Catholic Schools Week begins with this Sunday Mass, with these words from the opening prayer of the Mass: “Grant us, Lord our God, that we may honor you with all our mind, and love everyone in truth of heart.” We honor God by using our minds; God is glorified when we educate the human intellect that He gave us. Indeed, “a mind is a terrible thing to waste,” but much of what passes for education today cannot be considered independent and critical thinking. Many schools and most universities today, if I may be excused for saying so, simply generate groupthink and propaganda. It is simply irrational not to posit a First Cause to empirical phenomena, and a rightly-ordered society, a peaceful and just human community, begins by honoring this “First Cause” with our minds—being “mindful” of the First Principle and Final End of all reality. By using the minds God gave us, as the opening prayer continues, we attain the capacity to “love everyone in truth of heart.” One cannot love what one does not know, so education in the truth must precede love, and even basic respect, for others. Love comes through an understanding of Truth—the truth about God, the truth about man, the truth about all of the natural world. Authentic educators lead students to see the whole of reality, from the first principles of philosophy to an empirical knowledge of astronomy to molecular biology and subatomic physics, to geometric theorems and every kind of mathematics, to the science of history and languages and music and art. Every subject brings us to God’s truth, and every subject is integral to “Catholic” (meaning universal) education. Learning how to love by learning how the human person and the natural world works is the genius of Catholic education.
A New School
In 1894 God gave this part of San Francisco a precious gift: a new parish, which the Irish horse farmers out here asked to be called “Our Lady, Star of the Sea.” In 1909 God gave the Richmond District another treasure: a Catholic school taught by the sisters of St. Joseph. Five years ago the Archdiocesan superintendent of Schools asked me to make Star of the Sea School a Catholic Classical Academy, reclaiming the integrated classical method of teaching, the full patrimony of Catholic education. “Seek the Lord, you humble of the earth” the prophet Zephaniah tells us in the first reading. “Seek justice, seek humility.” The Catholic approach to education requires an intellectual humility that discovers knowledge rather than inventing it. The Catholic approach receives truths from God rather than fabricating our own “truths.”
Peace and Joy
Parents of our school tell me that their children are so much more peaceful at Stella Maris, and I think that this is because they are learning where they have come from and where they are going. Parents tell me that their children want to go to school now because each day reveals new wonders to them. Parents tell me that the anger and sadness with which they used to come home from school have been replaced by a joyful humility.

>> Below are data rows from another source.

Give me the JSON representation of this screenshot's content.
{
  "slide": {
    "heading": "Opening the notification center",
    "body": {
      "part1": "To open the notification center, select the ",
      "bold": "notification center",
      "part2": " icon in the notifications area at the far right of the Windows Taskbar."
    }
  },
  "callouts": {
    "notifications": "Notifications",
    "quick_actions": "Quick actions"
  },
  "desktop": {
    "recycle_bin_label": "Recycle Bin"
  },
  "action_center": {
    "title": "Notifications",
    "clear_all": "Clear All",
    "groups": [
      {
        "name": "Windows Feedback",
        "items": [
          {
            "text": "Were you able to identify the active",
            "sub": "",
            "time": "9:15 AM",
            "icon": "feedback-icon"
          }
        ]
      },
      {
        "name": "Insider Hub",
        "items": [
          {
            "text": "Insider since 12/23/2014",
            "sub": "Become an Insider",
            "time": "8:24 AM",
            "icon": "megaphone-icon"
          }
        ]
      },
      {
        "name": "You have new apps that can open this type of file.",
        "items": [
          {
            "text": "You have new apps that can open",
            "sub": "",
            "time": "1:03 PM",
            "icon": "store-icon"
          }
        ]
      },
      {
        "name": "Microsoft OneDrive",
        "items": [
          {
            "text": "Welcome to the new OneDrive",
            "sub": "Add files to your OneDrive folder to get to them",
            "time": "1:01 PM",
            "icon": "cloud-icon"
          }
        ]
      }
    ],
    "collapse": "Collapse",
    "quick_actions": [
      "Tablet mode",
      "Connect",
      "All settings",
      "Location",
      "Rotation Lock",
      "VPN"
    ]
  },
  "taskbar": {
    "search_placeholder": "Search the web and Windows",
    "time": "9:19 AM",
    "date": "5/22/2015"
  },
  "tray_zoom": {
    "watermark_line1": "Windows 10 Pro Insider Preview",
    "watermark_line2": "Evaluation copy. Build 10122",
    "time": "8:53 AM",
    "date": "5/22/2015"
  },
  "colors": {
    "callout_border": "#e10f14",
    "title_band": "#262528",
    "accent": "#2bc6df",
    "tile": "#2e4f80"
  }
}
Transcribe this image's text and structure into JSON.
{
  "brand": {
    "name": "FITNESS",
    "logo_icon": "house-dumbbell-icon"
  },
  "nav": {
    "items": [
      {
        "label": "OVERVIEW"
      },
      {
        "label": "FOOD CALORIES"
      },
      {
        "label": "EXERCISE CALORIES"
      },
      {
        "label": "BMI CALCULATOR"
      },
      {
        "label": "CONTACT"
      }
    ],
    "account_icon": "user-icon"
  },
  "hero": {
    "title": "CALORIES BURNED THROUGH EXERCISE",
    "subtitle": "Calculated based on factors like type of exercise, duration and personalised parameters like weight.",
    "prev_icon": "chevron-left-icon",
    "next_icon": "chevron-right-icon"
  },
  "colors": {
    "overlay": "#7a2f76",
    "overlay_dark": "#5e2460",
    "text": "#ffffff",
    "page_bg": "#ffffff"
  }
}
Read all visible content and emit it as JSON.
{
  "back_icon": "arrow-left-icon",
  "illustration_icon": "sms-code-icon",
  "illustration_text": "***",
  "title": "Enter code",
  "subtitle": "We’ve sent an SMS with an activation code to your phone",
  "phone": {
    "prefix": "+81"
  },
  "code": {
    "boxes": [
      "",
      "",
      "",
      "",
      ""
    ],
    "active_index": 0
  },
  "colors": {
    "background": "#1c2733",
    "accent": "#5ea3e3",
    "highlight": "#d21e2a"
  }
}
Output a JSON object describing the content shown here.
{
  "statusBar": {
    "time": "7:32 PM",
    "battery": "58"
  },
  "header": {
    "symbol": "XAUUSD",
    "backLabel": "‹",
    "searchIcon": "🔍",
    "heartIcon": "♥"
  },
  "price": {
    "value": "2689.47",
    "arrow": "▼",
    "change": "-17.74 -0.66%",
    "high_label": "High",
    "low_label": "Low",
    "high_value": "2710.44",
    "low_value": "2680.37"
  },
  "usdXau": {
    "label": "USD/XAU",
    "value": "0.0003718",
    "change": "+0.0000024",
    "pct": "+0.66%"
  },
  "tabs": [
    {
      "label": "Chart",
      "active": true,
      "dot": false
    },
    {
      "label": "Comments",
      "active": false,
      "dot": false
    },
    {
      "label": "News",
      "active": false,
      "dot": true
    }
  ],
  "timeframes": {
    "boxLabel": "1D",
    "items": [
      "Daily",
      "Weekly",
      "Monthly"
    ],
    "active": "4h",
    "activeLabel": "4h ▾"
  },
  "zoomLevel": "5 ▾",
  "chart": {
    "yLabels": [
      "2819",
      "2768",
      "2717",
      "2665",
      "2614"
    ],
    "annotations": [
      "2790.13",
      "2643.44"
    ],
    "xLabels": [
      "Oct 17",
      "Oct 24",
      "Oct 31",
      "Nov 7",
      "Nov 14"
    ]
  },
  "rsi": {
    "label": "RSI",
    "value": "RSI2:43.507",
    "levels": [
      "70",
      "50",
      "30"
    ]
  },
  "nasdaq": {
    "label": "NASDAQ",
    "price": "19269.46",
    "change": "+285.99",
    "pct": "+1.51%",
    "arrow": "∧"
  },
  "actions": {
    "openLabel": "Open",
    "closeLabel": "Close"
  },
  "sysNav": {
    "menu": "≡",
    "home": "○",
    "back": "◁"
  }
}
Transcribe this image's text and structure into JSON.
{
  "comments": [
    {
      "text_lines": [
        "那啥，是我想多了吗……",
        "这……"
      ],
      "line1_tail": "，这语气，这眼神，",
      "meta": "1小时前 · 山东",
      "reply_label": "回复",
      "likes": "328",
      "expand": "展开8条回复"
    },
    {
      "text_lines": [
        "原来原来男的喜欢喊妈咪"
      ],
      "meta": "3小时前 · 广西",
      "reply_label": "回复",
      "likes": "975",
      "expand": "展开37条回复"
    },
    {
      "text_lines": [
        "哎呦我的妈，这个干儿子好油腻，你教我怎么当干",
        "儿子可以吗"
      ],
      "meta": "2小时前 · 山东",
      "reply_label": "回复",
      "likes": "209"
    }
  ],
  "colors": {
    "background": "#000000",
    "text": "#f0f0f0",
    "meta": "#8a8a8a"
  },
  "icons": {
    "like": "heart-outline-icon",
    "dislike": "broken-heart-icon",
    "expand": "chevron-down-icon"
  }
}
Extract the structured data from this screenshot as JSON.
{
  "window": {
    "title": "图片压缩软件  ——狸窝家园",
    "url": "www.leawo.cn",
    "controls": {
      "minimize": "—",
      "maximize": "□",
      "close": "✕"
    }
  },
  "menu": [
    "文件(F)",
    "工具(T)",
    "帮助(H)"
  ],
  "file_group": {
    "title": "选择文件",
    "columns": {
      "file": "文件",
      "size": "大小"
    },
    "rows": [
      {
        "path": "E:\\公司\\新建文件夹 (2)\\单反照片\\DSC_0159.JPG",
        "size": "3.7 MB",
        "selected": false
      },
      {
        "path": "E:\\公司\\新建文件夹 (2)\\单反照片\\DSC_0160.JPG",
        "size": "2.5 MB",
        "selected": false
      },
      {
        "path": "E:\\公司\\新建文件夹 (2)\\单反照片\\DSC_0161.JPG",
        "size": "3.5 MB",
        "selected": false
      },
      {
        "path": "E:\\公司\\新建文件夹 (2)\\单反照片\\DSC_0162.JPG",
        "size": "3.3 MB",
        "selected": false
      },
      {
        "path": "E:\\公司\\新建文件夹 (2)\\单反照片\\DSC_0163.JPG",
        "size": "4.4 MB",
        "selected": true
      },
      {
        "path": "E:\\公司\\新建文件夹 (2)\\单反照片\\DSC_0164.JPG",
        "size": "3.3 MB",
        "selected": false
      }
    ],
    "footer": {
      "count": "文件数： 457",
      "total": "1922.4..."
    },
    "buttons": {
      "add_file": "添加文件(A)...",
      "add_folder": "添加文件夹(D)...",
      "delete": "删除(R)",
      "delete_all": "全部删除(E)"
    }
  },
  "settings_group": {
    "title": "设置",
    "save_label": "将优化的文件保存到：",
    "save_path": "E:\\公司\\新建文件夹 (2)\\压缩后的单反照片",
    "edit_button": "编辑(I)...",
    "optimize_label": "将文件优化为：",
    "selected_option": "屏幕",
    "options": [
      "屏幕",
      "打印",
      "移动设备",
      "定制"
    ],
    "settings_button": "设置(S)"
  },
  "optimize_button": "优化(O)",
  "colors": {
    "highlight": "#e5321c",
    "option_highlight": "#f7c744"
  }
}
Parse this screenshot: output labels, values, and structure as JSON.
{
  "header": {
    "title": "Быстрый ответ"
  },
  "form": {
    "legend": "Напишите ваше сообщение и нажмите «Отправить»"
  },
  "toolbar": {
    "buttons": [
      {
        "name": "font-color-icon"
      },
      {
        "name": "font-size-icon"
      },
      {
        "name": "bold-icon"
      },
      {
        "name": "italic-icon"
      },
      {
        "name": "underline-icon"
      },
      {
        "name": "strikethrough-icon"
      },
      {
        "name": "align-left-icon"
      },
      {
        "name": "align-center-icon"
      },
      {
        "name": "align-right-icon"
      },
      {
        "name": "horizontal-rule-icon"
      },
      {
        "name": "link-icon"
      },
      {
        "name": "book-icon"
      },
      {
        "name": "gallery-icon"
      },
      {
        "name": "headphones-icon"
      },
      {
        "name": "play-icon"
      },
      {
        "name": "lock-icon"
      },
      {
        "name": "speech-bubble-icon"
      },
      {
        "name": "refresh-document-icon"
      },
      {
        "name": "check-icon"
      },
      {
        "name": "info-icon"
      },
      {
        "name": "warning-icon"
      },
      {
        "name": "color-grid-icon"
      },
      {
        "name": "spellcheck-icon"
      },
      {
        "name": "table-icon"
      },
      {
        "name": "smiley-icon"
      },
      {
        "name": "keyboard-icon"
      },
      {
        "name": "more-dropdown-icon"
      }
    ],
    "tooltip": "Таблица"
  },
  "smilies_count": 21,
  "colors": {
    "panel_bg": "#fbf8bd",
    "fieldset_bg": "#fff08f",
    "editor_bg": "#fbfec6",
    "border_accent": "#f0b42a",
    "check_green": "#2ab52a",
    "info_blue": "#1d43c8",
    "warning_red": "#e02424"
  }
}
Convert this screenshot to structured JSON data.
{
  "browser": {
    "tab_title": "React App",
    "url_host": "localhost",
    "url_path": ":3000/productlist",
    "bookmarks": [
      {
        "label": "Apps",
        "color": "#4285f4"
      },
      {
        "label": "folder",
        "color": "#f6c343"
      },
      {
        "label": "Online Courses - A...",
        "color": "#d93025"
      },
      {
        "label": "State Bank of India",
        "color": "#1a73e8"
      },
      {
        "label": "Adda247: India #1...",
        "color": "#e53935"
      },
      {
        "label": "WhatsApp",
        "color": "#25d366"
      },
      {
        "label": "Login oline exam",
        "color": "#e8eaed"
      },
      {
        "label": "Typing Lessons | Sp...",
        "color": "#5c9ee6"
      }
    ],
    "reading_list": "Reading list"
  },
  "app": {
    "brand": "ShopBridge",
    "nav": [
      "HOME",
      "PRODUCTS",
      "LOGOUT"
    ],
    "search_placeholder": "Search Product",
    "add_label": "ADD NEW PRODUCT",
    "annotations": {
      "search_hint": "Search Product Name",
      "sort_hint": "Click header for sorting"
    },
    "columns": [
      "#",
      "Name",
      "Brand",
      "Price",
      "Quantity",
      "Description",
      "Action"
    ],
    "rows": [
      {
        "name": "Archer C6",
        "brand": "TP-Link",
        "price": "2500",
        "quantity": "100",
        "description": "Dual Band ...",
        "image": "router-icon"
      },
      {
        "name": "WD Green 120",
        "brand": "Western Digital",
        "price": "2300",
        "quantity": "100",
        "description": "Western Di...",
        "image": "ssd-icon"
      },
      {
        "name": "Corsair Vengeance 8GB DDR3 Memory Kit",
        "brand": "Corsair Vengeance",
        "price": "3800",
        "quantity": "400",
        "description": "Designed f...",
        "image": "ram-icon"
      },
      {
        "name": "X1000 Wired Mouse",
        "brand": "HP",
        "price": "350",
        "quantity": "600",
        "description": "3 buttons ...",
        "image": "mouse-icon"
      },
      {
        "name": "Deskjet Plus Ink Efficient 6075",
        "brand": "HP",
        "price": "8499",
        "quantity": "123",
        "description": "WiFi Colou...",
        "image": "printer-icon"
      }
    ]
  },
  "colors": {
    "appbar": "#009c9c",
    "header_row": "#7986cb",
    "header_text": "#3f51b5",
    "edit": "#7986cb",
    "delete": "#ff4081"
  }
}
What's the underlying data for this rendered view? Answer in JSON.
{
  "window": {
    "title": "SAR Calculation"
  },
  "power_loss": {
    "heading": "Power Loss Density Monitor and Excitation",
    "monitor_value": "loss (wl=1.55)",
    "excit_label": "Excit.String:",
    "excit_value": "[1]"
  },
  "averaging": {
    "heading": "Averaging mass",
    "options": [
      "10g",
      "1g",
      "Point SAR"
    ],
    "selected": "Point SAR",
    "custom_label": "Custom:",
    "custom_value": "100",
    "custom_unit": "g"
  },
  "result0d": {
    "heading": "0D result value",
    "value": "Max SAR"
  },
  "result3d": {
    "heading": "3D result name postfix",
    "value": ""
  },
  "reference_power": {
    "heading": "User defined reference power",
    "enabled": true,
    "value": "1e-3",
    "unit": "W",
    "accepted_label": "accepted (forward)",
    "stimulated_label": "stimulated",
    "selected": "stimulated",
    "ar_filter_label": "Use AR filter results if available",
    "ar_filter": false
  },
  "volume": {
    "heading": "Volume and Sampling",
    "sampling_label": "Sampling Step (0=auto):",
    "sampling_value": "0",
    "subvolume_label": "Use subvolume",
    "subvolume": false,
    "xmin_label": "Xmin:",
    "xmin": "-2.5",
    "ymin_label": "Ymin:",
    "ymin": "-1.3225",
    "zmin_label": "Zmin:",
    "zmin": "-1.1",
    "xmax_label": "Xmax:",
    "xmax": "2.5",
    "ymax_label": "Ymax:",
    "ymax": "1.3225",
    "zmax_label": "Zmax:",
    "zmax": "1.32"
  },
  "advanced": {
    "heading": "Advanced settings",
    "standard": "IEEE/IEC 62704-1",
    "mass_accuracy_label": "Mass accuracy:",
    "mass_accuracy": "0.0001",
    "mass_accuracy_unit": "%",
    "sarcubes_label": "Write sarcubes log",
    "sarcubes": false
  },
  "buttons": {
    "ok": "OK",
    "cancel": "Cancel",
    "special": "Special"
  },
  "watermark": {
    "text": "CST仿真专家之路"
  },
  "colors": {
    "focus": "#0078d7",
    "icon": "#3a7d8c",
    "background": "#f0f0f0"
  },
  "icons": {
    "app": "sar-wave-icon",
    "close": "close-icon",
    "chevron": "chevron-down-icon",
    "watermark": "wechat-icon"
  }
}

Teaching our children the truth, goodness, and beauty of the natural order is how we “honor God with our minds.” Be mindful of heaven, and your mind will flourish on earth. Be mindful of the truths of God, and your mind will see the truths of man. A Catholic education does not teach children to “make” their own reality, or to control their environment, but to seek understanding and wisdom and beauty in the world as it is given to us. This intellectual humility and realism is what distinguishes a Catholic education. It is our patrimony, and the Archbishop has asked our parish school to reclaim what is rightfully ours as heirs of the Kingdom, for the glory of God and the good of the world.